One of the earliest gripes on the iPhone was that it would fail because it’s closed to third party ISVs who want to write native software applications. In research papers presented at conferences earlier this year, Mike Mace and I questioned this was the relevant metric: after all, CD players, DVD players and iPods have sold for years without postload software, so if the iPhone is an entertainment device, then the relevant complement would be content not software.

However, the iPhone is getting software too. Since the iPhone day, there have been a few developments (so to speak) on developing software for the iPhone:

  • Apple has posted official information on iPhone development, which in its view is mainly about using Safari on a Mac or Windows machine to prototype web apps that run on the iPhone.
  • The other approved solution is porting Dashboard widgets originally developed for OS X — most of them freeware. Since widgets are just HTML, porting should be relatively easy, and lots of beta widgets have been released. While Apple talked about this at WWDC in June, there’s nothing yet on the developer website.
  • Apple is also not providing a hardware developer note like they have been providing for other computers over the past 20+ years. Is that because the product design is secret, or because they want developers to focus on the publicly supported web-based APIs?
  • As Doug Klein let me know, the weekend after the iPhone release there was an iPhoneDevCamp in SF hosted by Adobe. Since I don’t own an iPhone — and since SF is all of 100km away — I decided not to go, but it sounds like that was a mistake.
  • A hacker at iPhone Dev Wiki has built a “Hello, World” program for the iPhone. (NB: If you failed “C” programming, this is the canonical one-line program for any development system).
There have been some interesting experiments. Does the iPhone have extra storage? iPhoneDrive allows you to use it as a heavy, overpriced USB memory stick. Not enough storage? Brian Landau of is plugging his freemium remote storage solution, now available for the iPhone.
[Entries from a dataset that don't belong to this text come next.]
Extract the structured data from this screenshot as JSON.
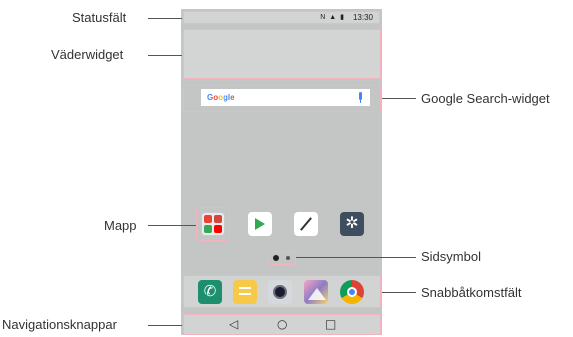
{
  "status_bar": {
    "time": "13:30",
    "icons": "N ▲ ▮"
  },
  "search_widget": {
    "logo": "Google"
  },
  "apps": {
    "settings_glyph": "✲",
    "phone_glyph": "✆"
  },
  "nav_buttons": {
    "back": "◁",
    "home": "○",
    "recents": "□"
  },
  "labels": {
    "statusbar": "Statusfält",
    "weather": "Väderwidget",
    "google_search": "Google Search-widget",
    "folder": "Mapp",
    "page_indicator": "Sidsymbol",
    "quick_access": "Snabbåtkomstfält",
    "nav_keys": "Navigationsknappar"
  },
  "colors": {
    "highlight": "#f3b4c0",
    "screen": "#c3c6c5"
  }
}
Apple thus gets a decidedly mixed score for openness to ISVs, but the jury is still out. Will the iPhone eventually be open to native 3rd party apps? And, in the end, will platform-specific apps really matter to adoption?
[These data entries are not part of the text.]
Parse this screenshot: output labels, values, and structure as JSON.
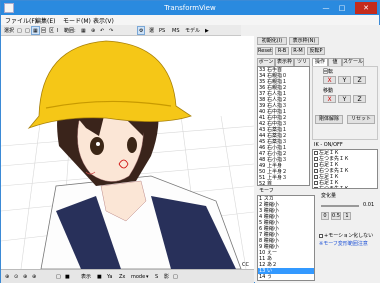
{
  "window": {
    "title": "TransformView",
    "controls": {
      "minimize": "—",
      "maximize": "□",
      "close": "✕"
    }
  },
  "menu": [
    "ファイル(F)",
    "編集(E)",
    "モード(M)",
    "表示(V)"
  ],
  "toolbar": {
    "items": [
      "選択",
      "□",
      "□",
      "▦",
      "回",
      "区",
      "Ⅰ",
      "範囲:",
      "▦",
      "⊕",
      "↶",
      "↷",
      "⚙",
      "選",
      "PS",
      "MS",
      "モデル",
      "▶"
    ]
  },
  "gizmo": {
    "items": [
      "↕",
      "↔",
      "✥",
      "✥",
      "✥",
      "✥"
    ],
    "axis_label": "X"
  },
  "bottom": {
    "items": [
      "⊕",
      "⊙",
      "⊕",
      "⊕",
      "□",
      "■",
      "表示",
      "■",
      "Ya",
      "Zx",
      "mode",
      "▾",
      "S",
      "影",
      "□"
    ],
    "corner": "CC"
  },
  "panel": {
    "top_buttons": {
      "row1": [
        "初期化(I)",
        "表示枠(N)"
      ],
      "row2": [
        "Reset",
        "R-B",
        "R-M",
        "反転P"
      ]
    },
    "tabs": [
      "ボーン",
      "表示枠",
      "ツリー",
      "操作",
      "値",
      "スケール"
    ],
    "bone_list": [
      "33  右手首",
      "34  右親指０",
      "35  右親指１",
      "36  右親指２",
      "37  右人指１",
      "38  右人指２",
      "39  右人指３",
      "40  右中指１",
      "41  右中指２",
      "42  右中指３",
      "43  右薬指１",
      "44  右薬指２",
      "45  右薬指３",
      "46  右小指１",
      "47  右小指２",
      "48  右小指３",
      "49  上半身",
      "50  上半身２",
      "51  上半身３",
      "52  首",
      "53  頭",
      "54  左目",
      "55  右目",
      "56  両目",
      "57  ヘッドセット",
      "58  全ての親",
      "59  腰",
      "60  足"
    ],
    "bone_selected_index": 21,
    "rotate": {
      "label": "回転",
      "buttons": [
        "X",
        "Y",
        "Z"
      ]
    },
    "move": {
      "label": "移動",
      "buttons": [
        "X",
        "Y",
        "Z"
      ]
    },
    "ops": [
      "剛体解除",
      "リセット"
    ],
    "ik": {
      "label": "IK - ON/OFF",
      "items": [
        "左足ＩＫ",
        "左つま先ＩＫ",
        "右足ＩＫ",
        "右つま先ＩＫ",
        "左足ＩＫ",
        "右足ＩＫ",
        "左つま先ＩＫ"
      ]
    },
    "morph": {
      "label": "モーフ",
      "items": [
        "1  スカ",
        "2  瞳縮小",
        "3  瞳縮小",
        "4  瞳縮小",
        "5  瞳縮小",
        "6  瞳縮小",
        "7  瞳縮小",
        "8  瞳縮小",
        "9  瞳縮小",
        "10  えー",
        "11  あ",
        "12  あ２",
        "13  い",
        "14  う"
      ],
      "selected_index": 12
    },
    "change": {
      "label": "変化量",
      "value": "0.01",
      "steps": [
        "0",
        "0.5",
        "1"
      ],
      "checkbox": "+モーション化しない",
      "link": "※モーフ変形範囲注意"
    }
  }
}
The one form of app that iPhone users don’t want is malware — viruses, worms or other security exploits. This week some security experts got free press by reporting how they exploited the iPhone’s vulnerabilities. That they were seeking publicity is pretty clear, given the line at the bottom of the web page describing the exploit: “You can contact us at media [at] We can also be reached by phone at 443-270-2296.” They also set an Aug. 2 deadline for Apple to fix the problem before they will release all the details on how to duplicate the exploit.

On the one hand, the iPhone vulnerability could be an inherent problem due to the power of such a mobile device. quoted the president of encryption firm PGP as saying
“There are so many security issues with the iPhone, because it is not just a phone,” he said. “From an IT guy’s perspective it is a Linux computer with communications built in.”
On the other hand, the report notes that the iPhone runs all Java apps in the single, privileged administrator mode. As a column in Electronic Design pointed out, there's a known fix for this: have multiple protection levels (like two).
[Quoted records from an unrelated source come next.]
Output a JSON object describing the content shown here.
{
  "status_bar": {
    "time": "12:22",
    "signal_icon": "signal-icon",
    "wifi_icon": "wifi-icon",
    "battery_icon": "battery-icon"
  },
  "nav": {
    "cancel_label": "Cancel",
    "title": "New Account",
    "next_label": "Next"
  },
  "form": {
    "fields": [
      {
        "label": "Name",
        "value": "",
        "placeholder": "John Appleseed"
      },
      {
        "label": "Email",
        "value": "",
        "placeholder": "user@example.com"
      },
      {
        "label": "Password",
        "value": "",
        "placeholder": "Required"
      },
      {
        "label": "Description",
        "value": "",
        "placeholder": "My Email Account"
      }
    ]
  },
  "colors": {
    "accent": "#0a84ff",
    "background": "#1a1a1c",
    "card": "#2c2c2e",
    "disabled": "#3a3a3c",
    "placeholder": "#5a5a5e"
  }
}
This is not rocket science: when I was writing VAX/VMS code back in 1980, us peon ISVs knew there were privileged (system-mode) apps because we couldn’t write them (or, perhaps more accurately, couldn’t install them). Apple’s had people working on security issues for decades, so one has to assume this was a get-it-out-the-door issue. As with any security issue, Apple (like other vendors) will be expected to issue a free field upgrade to solve this problem: it will be interesting to see what the OS update mechanism is for the iPhone.

Also, the iPhone isn’t going to get the free pass on security that OS 9 and X did. Nobody wrote viruses for the Mac because the small market share meant they probably wouldn’t propagate, and almost nobody would care. The iPhone will probably have enough market share among U.S. smartphones (and more than enough visibility) to attract a large supplier of crackers.

The aforementioned “information security” experts included one snarky (but telling) comment on the iPhone’s security priorities:
Q: Does this add credence to Apple's position that 3rd party applications are not allowed on the iPhone for security reasons?

A: We don't think so. Almost all of the security engineering effort on the iPhone seems to have been spent protecting the revenue model, rather than protecting the user (which is, of course, an entirely understandable position). For example, a constrained environment is used to prevent users from loading new ringtones onto the phone, but the applications are not run in a constrained environment to contain damage caused by hackers who exploit them.
If Apple is closing out rival providers of user benefit — but not malicious exploits — that would not only be real proof of a closed platform, but also a sober reality check for Apple’s supposed emphasis on the user experience.